Yeah, well not so much anymore. The EU was designed without the ability to conduct countercyclical fiscal policy because the member states who designed it didn’t want the EU to have this capacity. I think they knew very well what they intended to happen: to employ the pretext of a crisis to break the European “social contract” across the board. Essentially, the member states designed the EU so that when the crisis came, national governments would have no choice but to slash their social spending.
Okay, so if that is the strategy of European capital, what is the response for the Left? Mitchell seems to think the response should be a little of his MMT magic, but designed to create a job for everyone who needs one at a socially acceptable minimum wage and with a social wage targeted to lowest income sections of the population. The effort would be funded by allowing national governments to deficit spend freely, with the bonds being purchased by the ECB. According to Mitchell, with an MMT funded program, “Europe’s unemployment problem could be solved within a few weeks”.
The idea might work, but it leaves us with a big problem: With Mitchell’s solution, the very same people who designed the current system that crippled members states in a crisis are now in charge of implementing Mitchell’s solution.
The EU and ECB were designed by the member states themselves to strip their voters of the ability to pressure national government to provide countercyclical policy in a crisis. Now Mitchell wants the very member states who robbed their own working class voters of their control over the economy in a crisis to manage a new MMT-inspired program to address the crisis. And he wants the very people who saddled European member states with massive debts, in order to bail out of the banksters, to continue in place by lending still more excess capital to the already fiscally overstretched governments.
Moreover, Mitchell argues the working class can support far more debt than it is saddled with at present so long as the banks step up to collect interest on this fictitious capital:
“There is no hint that if fiscal deficits in the Eurozone nations rose with ECB backing that there would be a ‘loss of confidence’.”
Which is to say, so long as there is excess capital floating around within the world market that cannot be employed productively, the national governments should be easily able to gorge themselves by wasting it on “infrastructure investment”.
Why does Mitchell think this is anything like a useful response to the present crisis?
Clearly, the member states of the EU have presented the Left with an ultimatum: Accept the straitjacket we have imposed on national fiscal policy or leave the EU!

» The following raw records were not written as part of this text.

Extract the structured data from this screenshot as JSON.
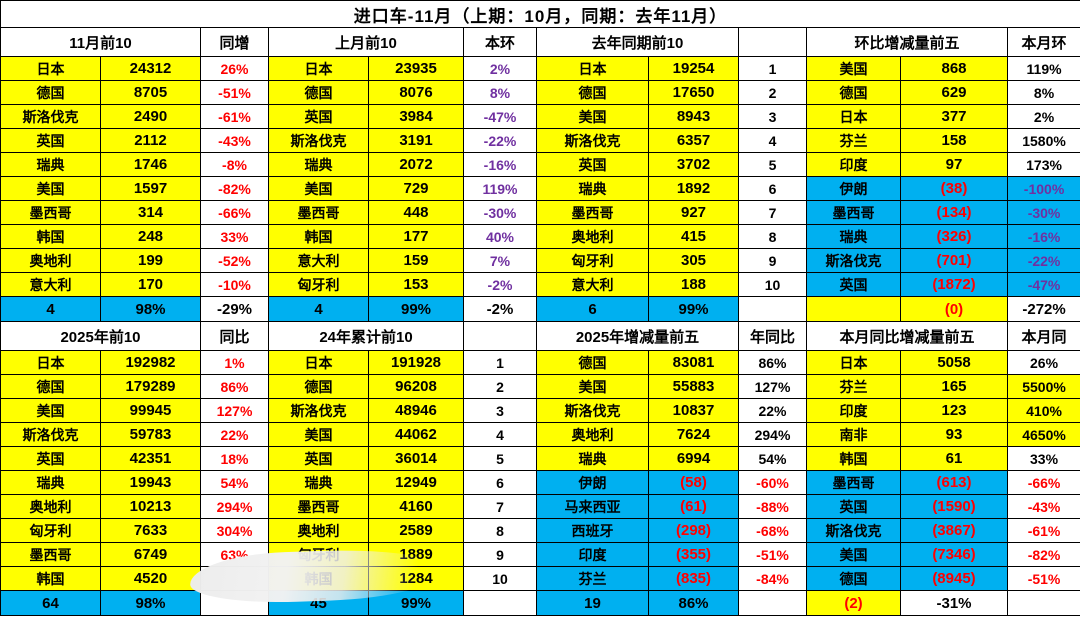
{
  "palette": {
    "highlight_yellow": "#FFFF00",
    "cyan_blue": "#00B0F0",
    "negative_red": "#FF0000",
    "ratio_purple": "#7030A0"
  },
  "chart_data": {
    "type": "table",
    "title": "进口车-11月（上期：10月，同期：去年11月）",
    "sections": [
      {
        "name": "month-top10",
        "groups": [
          {
            "header": "11月前10",
            "pct_header": "同增",
            "pct_style": "red",
            "rows": [
              {
                "c": "日本",
                "v": "24312",
                "p": "26%"
              },
              {
                "c": "德国",
                "v": "8705",
                "p": "-51%"
              },
              {
                "c": "斯洛伐克",
                "v": "2490",
                "p": "-61%"
              },
              {
                "c": "英国",
                "v": "2112",
                "p": "-43%"
              },
              {
                "c": "瑞典",
                "v": "1746",
                "p": "-8%"
              },
              {
                "c": "美国",
                "v": "1597",
                "p": "-82%"
              },
              {
                "c": "墨西哥",
                "v": "314",
                "p": "-66%"
              },
              {
                "c": "韩国",
                "v": "248",
                "p": "33%"
              },
              {
                "c": "奥地利",
                "v": "199",
                "p": "-52%"
              },
              {
                "c": "意大利",
                "v": "170",
                "p": "-10%"
              }
            ],
            "summary": {
              "values": [
                "4",
                "98%",
                "-29%"
              ],
              "styles": [
                "blue",
                "blue",
                "plain"
              ]
            }
          },
          {
            "header": "上月前10",
            "pct_header": "本环",
            "pct_style": "purple",
            "rows": [
              {
                "c": "日本",
                "v": "23935",
                "p": "2%"
              },
              {
                "c": "德国",
                "v": "8076",
                "p": "8%"
              },
              {
                "c": "英国",
                "v": "3984",
                "p": "-47%"
              },
              {
                "c": "斯洛伐克",
                "v": "3191",
                "p": "-22%"
              },
              {
                "c": "瑞典",
                "v": "2072",
                "p": "-16%"
              },
              {
                "c": "美国",
                "v": "729",
                "p": "119%"
              },
              {
                "c": "墨西哥",
                "v": "448",
                "p": "-30%"
              },
              {
                "c": "韩国",
                "v": "177",
                "p": "40%"
              },
              {
                "c": "意大利",
                "v": "159",
                "p": "7%"
              },
              {
                "c": "匈牙利",
                "v": "153",
                "p": "-2%"
              }
            ],
            "summary": {
              "values": [
                "4",
                "99%",
                "-2%"
              ],
              "styles": [
                "blue",
                "blue",
                "plain"
              ]
            }
          },
          {
            "header": "去年同期前10",
            "pct_header": "",
            "pct_style": "black",
            "rows": [
              {
                "c": "日本",
                "v": "19254",
                "p": "1"
              },
              {
                "c": "德国",
                "v": "17650",
                "p": "2"
              },
              {
                "c": "美国",
                "v": "8943",
                "p": "3"
              },
              {
                "c": "斯洛伐克",
                "v": "6357",
                "p": "4"
              },
              {
                "c": "英国",
                "v": "3702",
                "p": "5"
              },
              {
                "c": "瑞典",
                "v": "1892",
                "p": "6"
              },
              {
                "c": "墨西哥",
                "v": "927",
                "p": "7"
              },
              {
                "c": "奥地利",
                "v": "415",
                "p": "8"
              },
              {
                "c": "匈牙利",
                "v": "305",
                "p": "9"
              },
              {
                "c": "意大利",
                "v": "188",
                "p": "10"
              }
            ],
            "summary": {
              "values": [
                "6",
                "99%",
                ""
              ],
              "styles": [
                "blue",
                "blue",
                "plain"
              ]
            }
          },
          {
            "header": "环比增减量前五",
            "pct_header": "本月环",
            "pct_style": "black",
            "neg_pct_style": "purpleblue",
            "rows": [
              {
                "c": "美国",
                "v": "868",
                "p": "119%"
              },
              {
                "c": "德国",
                "v": "629",
                "p": "8%"
              },
              {
                "c": "日本",
                "v": "377",
                "p": "2%"
              },
              {
                "c": "芬兰",
                "v": "158",
                "p": "1580%"
              },
              {
                "c": "印度",
                "v": "97",
                "p": "173%"
              },
              {
                "c": "伊朗",
                "v": "(38)",
                "p": "-100%",
                "neg": true
              },
              {
                "c": "墨西哥",
                "v": "(134)",
                "p": "-30%",
                "neg": true
              },
              {
                "c": "瑞典",
                "v": "(326)",
                "p": "-16%",
                "neg": true
              },
              {
                "c": "斯洛伐克",
                "v": "(701)",
                "p": "-22%",
                "neg": true
              },
              {
                "c": "英国",
                "v": "(1872)",
                "p": "-47%",
                "neg": true
              }
            ],
            "summary": {
              "values": [
                "",
                "(0)",
                "-272%"
              ],
              "styles": [
                "yellow",
                "yellowred",
                "plain"
              ]
            }
          }
        ]
      },
      {
        "name": "ytd-top10",
        "groups": [
          {
            "header": "2025年前10",
            "pct_header": "同比",
            "pct_style": "red",
            "rows": [
              {
                "c": "日本",
                "v": "192982",
                "p": "1%"
              },
              {
                "c": "德国",
                "v": "179289",
                "p": "86%"
              },
              {
                "c": "美国",
                "v": "99945",
                "p": "127%"
              },
              {
                "c": "斯洛伐克",
                "v": "59783",
                "p": "22%"
              },
              {
                "c": "英国",
                "v": "42351",
                "p": "18%"
              },
              {
                "c": "瑞典",
                "v": "19943",
                "p": "54%"
              },
              {
                "c": "奥地利",
                "v": "10213",
                "p": "294%"
              },
              {
                "c": "匈牙利",
                "v": "7633",
                "p": "304%"
              },
              {
                "c": "墨西哥",
                "v": "6749",
                "p": "63%"
              },
              {
                "c": "韩国",
                "v": "4520",
                "p": ""
              }
            ],
            "summary": {
              "values": [
                "64",
                "98%",
                ""
              ],
              "styles": [
                "blue",
                "blue",
                "plain"
              ]
            }
          },
          {
            "header": "24年累计前10",
            "pct_header": "",
            "pct_style": "black",
            "rows": [
              {
                "c": "日本",
                "v": "191928",
                "p": "1"
              },
              {
                "c": "德国",
                "v": "96208",
                "p": "2"
              },
              {
                "c": "斯洛伐克",
                "v": "48946",
                "p": "3"
              },
              {
                "c": "美国",
                "v": "44062",
                "p": "4"
              },
              {
                "c": "英国",
                "v": "36014",
                "p": "5"
              },
              {
                "c": "瑞典",
                "v": "12949",
                "p": "6"
              },
              {
                "c": "墨西哥",
                "v": "4160",
                "p": "7"
              },
              {
                "c": "奥地利",
                "v": "2589",
                "p": "8"
              },
              {
                "c": "匈牙利",
                "v": "1889",
                "p": "9"
              },
              {
                "c": "韩国",
                "v": "1284",
                "p": "10"
              }
            ],
            "summary": {
              "values": [
                "45",
                "99%",
                ""
              ],
              "styles": [
                "blue",
                "blue",
                "plain"
              ]
            }
          },
          {
            "header": "2025年增减量前五",
            "pct_header": "年同比",
            "pct_style": "black",
            "neg_pct_style": "red",
            "rows": [
              {
                "c": "德国",
                "v": "83081",
                "p": "86%"
              },
              {
                "c": "美国",
                "v": "55883",
                "p": "127%"
              },
              {
                "c": "斯洛伐克",
                "v": "10837",
                "p": "22%"
              },
              {
                "c": "奥地利",
                "v": "7624",
                "p": "294%"
              },
              {
                "c": "瑞典",
                "v": "6994",
                "p": "54%"
              },
              {
                "c": "伊朗",
                "v": "(58)",
                "p": "-60%",
                "neg": true
              },
              {
                "c": "马来西亚",
                "v": "(61)",
                "p": "-88%",
                "neg": true
              },
              {
                "c": "西班牙",
                "v": "(298)",
                "p": "-68%",
                "neg": true
              },
              {
                "c": "印度",
                "v": "(355)",
                "p": "-51%",
                "neg": true
              },
              {
                "c": "芬兰",
                "v": "(835)",
                "p": "-84%",
                "neg": true
              }
            ],
            "summary": {
              "values": [
                "19",
                "86%",
                ""
              ],
              "styles": [
                "blue",
                "blue",
                "plain"
              ]
            }
          },
          {
            "header": "本月同比增减量前五",
            "pct_header": "本月同",
            "pct_style": "black",
            "neg_pct_style": "red",
            "rows": [
              {
                "c": "日本",
                "v": "5058",
                "p": "26%"
              },
              {
                "c": "芬兰",
                "v": "165",
                "p": "5500%",
                "hl": true
              },
              {
                "c": "印度",
                "v": "123",
                "p": "410%",
                "hl": true
              },
              {
                "c": "南非",
                "v": "93",
                "p": "4650%",
                "hl": true
              },
              {
                "c": "韩国",
                "v": "61",
                "p": "33%"
              },
              {
                "c": "墨西哥",
                "v": "(613)",
                "p": "-66%",
                "neg": true
              },
              {
                "c": "英国",
                "v": "(1590)",
                "p": "-43%",
                "neg": true
              },
              {
                "c": "斯洛伐克",
                "v": "(3867)",
                "p": "-61%",
                "neg": true
              },
              {
                "c": "美国",
                "v": "(7346)",
                "p": "-82%",
                "neg": true
              },
              {
                "c": "德国",
                "v": "(8945)",
                "p": "-51%",
                "neg": true
              }
            ],
            "summary": {
              "values": [
                "(2)",
                "-31%",
                ""
              ],
              "styles": [
                "yellowred",
                "plain",
                "plain"
              ]
            }
          }
        ]
      }
    ]
  }
}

And they know the Left cannot win an election by promising to leave the European Union — only the Right can exploit the sort of regressive national sentiments that were evident in the recent elections. The Left is stuck with the effective end of national economic management and has no choice but to acknowledge sovereign conduct of economic policy is finished for good.
If the Left is to offer something other than austerity lite to the working class it will have to go beyond “conventional economic management” to demand reduction of hours of labor. They are stuck between the fascists running the EU and the fascistS demanding a return to national autarky.
The Left had better start looking for an exit from wage slavery altogether.